Failures of Care Coordination: This is essentially fragmented care that results in significant inefficiencies. For example, there exists weak communications between outpatient and inpatient facilities resulting in ineffective or inappropriate care. Estimates put this type of waste at about $40B.
Overtreatment: This type of waste occurs when patients receive “defensive medicine” or excessive diagnostic tests. Defensive medicine is when practitioners order unnecessary tests out of fear of being sued for malpractice. Overall, this type of wastes accounts for about $200B
Administrative Complexity: This reflects the overly bureaucratic processes that reside in the US payer ecosystem. More specifically, this refers to the amount of time a practitioner would spend interacting with a payer versus actually treating patients. The estimate for this type of waste nearly $300B.
How can analytics help with each type of waste?
Pricing Failure: The trend toward a consumer driven marketplace in health care should dramatically impact the multiple types of pricing failures as consumers of health care will make tradeoffs based on costs. Analytics can help payers better engage this community to explore, understand and predict consumer behavior while also reducing associated risk of the patient population.
Fraud and Abuse: SAS Fraud Framework can dramatically help with fraud and abuse by identifying fraudulent spending and upcoding among a payer’s population.
Failure of Care Delivery: More and better health care analytics can help in two ways. First, analytics can help improve outcomes by speeding the R&D process to get better care and treatments to patients faster. Second, analytics at the point of care can help practitioners better determine the most effective clinical option.
Failures of Care Coordination: Poor communication among practitioners providing care to a patient can cause higher readmission rates, missed appointments, poor medication adherence and thus worse clinical outcomes and higher cost. SAS Episode Analytics can help identify these failures for practitioners to fix.
Overtreatment: Again, SAS Episode Analytics can help to identify areas of consistent overtreatment and thus avoid it moving forward.

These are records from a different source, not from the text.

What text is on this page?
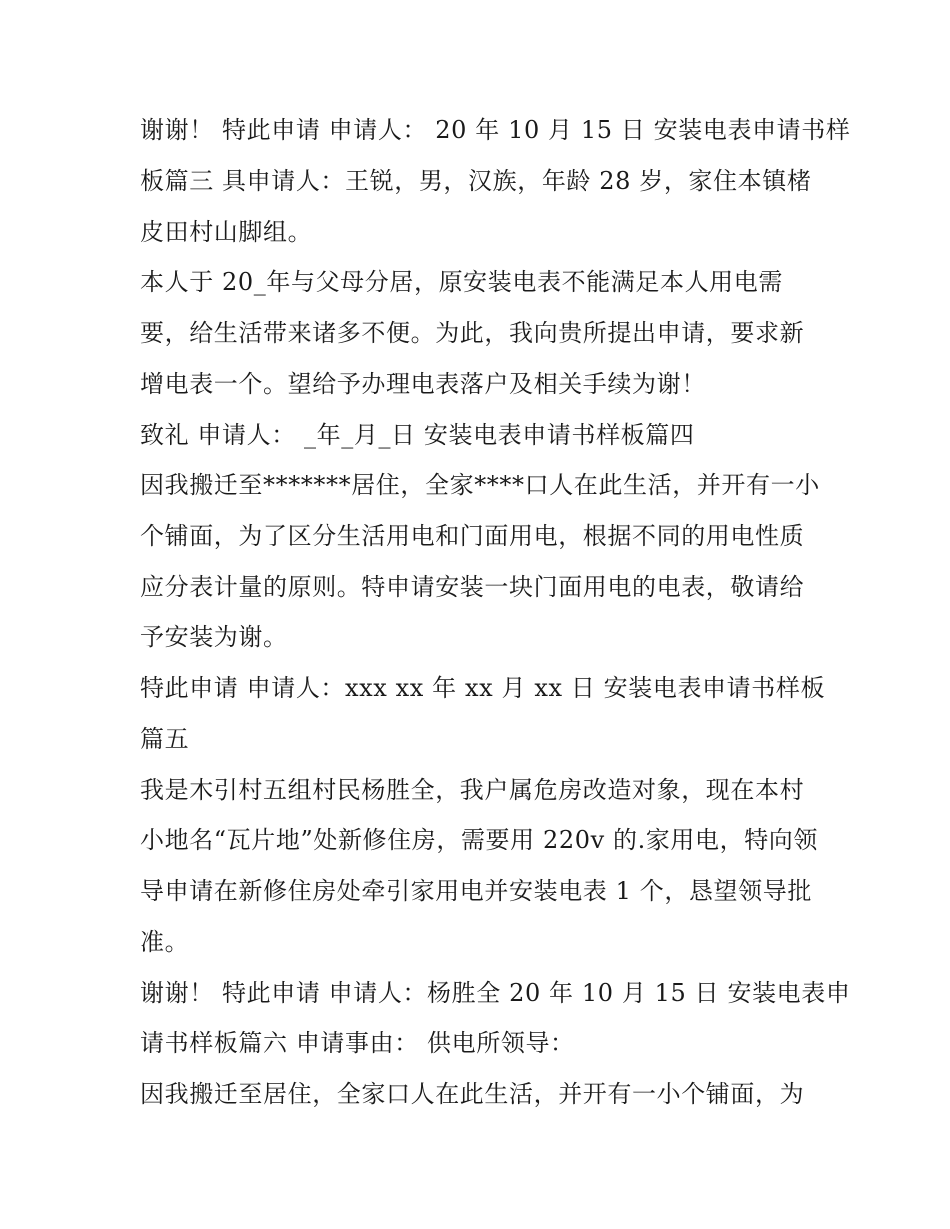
谢谢！ 特此申请 申请人： 20 年 10 月 15 日 安装电表申请书样
板篇三 具申请人：王锐，男，汉族，年龄 28 岁，家住本镇楮
皮田村山脚组。
本人于 20_年与父母分居，原安装电表不能满足本人用电需
要，给生活带来诸多不便。为此，我向贵所提出申请，要求新
增电表一个。望给予办理电表落户及相关手续为谢！
致礼 申请人： _年_月_日 安装电表申请书样板篇四
因我搬迁至*******居住，全家****口人在此生活，并开有一小
个铺面，为了区分生活用电和门面用电，根据不同的用电性质
应分表计量的原则。特申请安装一块门面用电的电表，敬请给
予安装为谢。
特此申请 申请人：xxx xx 年 xx 月 xx 日 安装电表申请书样板
篇五
我是木引村五组村民杨胜全，我户属危房改造对象，现在本村
小地名“瓦片地”处新修住房，需要用 220v 的.家用电，特向领
导申请在新修住房处牵引家用电并安装电表 1 个，恳望领导批
准。
谢谢！ 特此申请 申请人：杨胜全 20 年 10 月 15 日 安装电表申
请书样板篇六 申请事由： 供电所领导：
因我搬迁至居住，全家口人在此生活，并开有一小个铺面，为
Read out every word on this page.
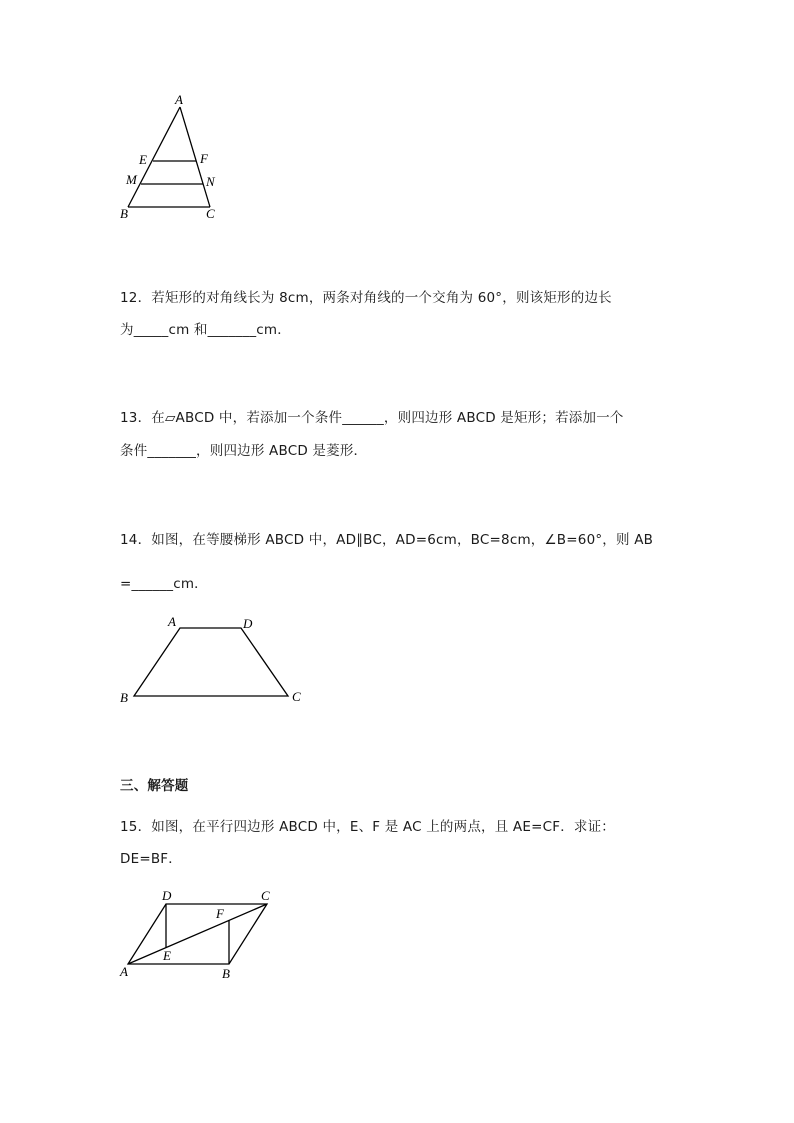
A
E	F
M	N
B	C
12．若矩形的对角线长为 8cm，两条对角线的一个交角为 60°，则该矩形的边长
为_____cm 和_______cm．
13．在▱ABCD 中，若添加一个条件______，则四边形 ABCD 是矩形；若添加一个
条件_______，则四边形 ABCD 是菱形．
14．如图，在等腰梯形 ABCD 中，AD∥BC，AD=6cm，BC=8cm，∠B=60°，则 AB
=______cm．
A	D
B	C
三、解答题
15．如图，在平行四边形 ABCD 中，E、F 是 AC 上的两点，且 AE=CF．求证：
DE=BF．
D	C
F
E
A	B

Administrative Complexity: This area of waste is not as addressable by analytics due to a variety of political and bureaucratic issues. However, a variety of analytical tools can help payers and providers identify certain inefficiencies in the ecosystem and thus provide rationale for fixing them.
All of these issues are certainly complex and there is no easy or straightforward fix. Yet using analytics to begin to identify the precise waste within each one of these categories is a great start.